FRANCE 24: Who was Fidel Castro for you?
Miriam Leiva: Fidel Castro was the most loved politician in Cuba in the first years of the revolution. But his hunger for notoriety and absolute power brought economic, political and social chaos to Cuba. He divided Cuban families, fuelled exile, and destroyed the economy with his gigantic and unproductive plans. He banned everything, made everything illegal in Cuba.
F24: What do you think about Fidel's last wish, rejecting a cult of personality around him?
Leiva: [Cuban President] Raul Castro said that Fidel did not want a cult of personality, but his cult of personality is already very intense. The government is not going to build a plaza in his honour, but Fidel is already everywhere, he is in ether. It's horrible, on television they are not only comparing him to [Cuban independence hero Jose] Marti, that’s always been the case, but I’ve also heard people saying Fidel is the “father of the country”. The government or the [Communist] Party do not say it themselves, but they are putting the idea out there, telling people to say that. They are replacing Carlos Manuel de Céspedes, who is the historical father of the Cuban nation! That cult of personality always existed in Cuba, but now we are going to see much more of it, especially in order to justify everything Raul Castro and the new government will do in the future.

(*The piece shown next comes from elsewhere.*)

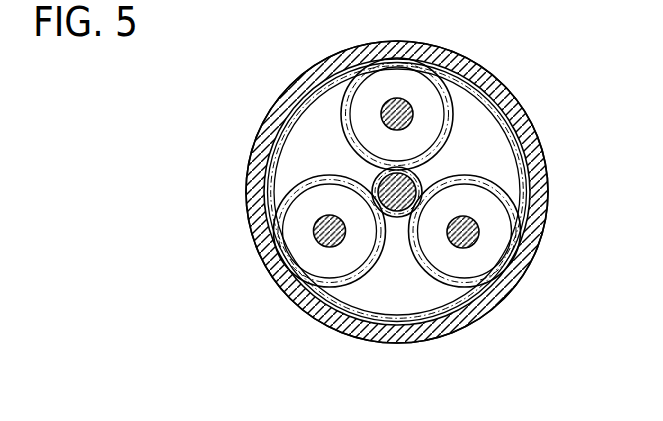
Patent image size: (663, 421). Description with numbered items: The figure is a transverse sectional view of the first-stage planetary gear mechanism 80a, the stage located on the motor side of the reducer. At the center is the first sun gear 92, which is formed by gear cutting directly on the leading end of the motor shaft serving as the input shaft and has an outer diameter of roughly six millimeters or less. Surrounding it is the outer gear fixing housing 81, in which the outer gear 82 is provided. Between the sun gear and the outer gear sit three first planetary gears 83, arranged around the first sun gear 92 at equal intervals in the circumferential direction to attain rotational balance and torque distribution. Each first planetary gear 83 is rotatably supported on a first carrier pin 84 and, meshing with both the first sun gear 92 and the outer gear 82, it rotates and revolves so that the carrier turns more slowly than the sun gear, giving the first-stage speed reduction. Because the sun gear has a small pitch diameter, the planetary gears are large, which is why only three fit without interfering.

F24: How has this time of improved relations with Washington and Fidel Castro’s death been for political dissidents in Cuba?
Leiva: I have always backed lifting the US embargo on Cuba and the end of the island’s isolation, because totalitarian governments need that isolation. The Cuban government exploited the confrontation with the United States to justify all the disasters here, which they would always blame on the threat of “Yankee imperialism” and the embargo.
Obama's measures have helped ordinary Cubans, from receiving remittances to closer contact between Cubans and Americans, both here in Cuba and abroad. In the case of the opposition, Obama directly expressed to Raul Castro the need to stop the repression and to open new spaces for dialogue. [Obama] said it publicly at the press conference with Raul, and repeated it when he met us in person.
Raul Castro started implementing a new kind of repression starting in 2006. Instead of long-term detentions or the firing squad, the regime is using short-term detentions that last hours or days. So the system is the same, and the people running the country are the same, and no foreign country is going to end that. Foreign countries can help change things, diminish repression, but the regime is not going to renounce its power. I believe that neither Obama nor any government can completely eliminate repression in Cuba. They can help, but real change depends on Cubans; it really all depends on Cubans themselves.
F24: What would you like the future to look like for Cuba?
Leiva: I hope that one day all Cubans can participate in the political, economic and social decision-making in their own country. Participate in all decisions.
I think a hopeful sign is the “oath” to Fidel that Cubans were invited to sign after his death, and I think the words they chose are important. The text comes from a speech in which he said “revolution is seizing the historical moment, to change everything that needs changing”. Of course it’s much longer than that, but supposedly it has also been written next to his tomb.
Raul Castro's economic reforms have been too slow, with practically no positive results so far. But in April of this year he told the [Communist] Party Congress that the major barrier on change was to cling to the past and to obsolete ideas.
Those words by Fidel, and what Raul has said, it gives me hope. Hopes are always dashed here in Cuba, but anyway, if they truly embrace that idea and they even wrote it on Fidel’s tomb, maybe change will come.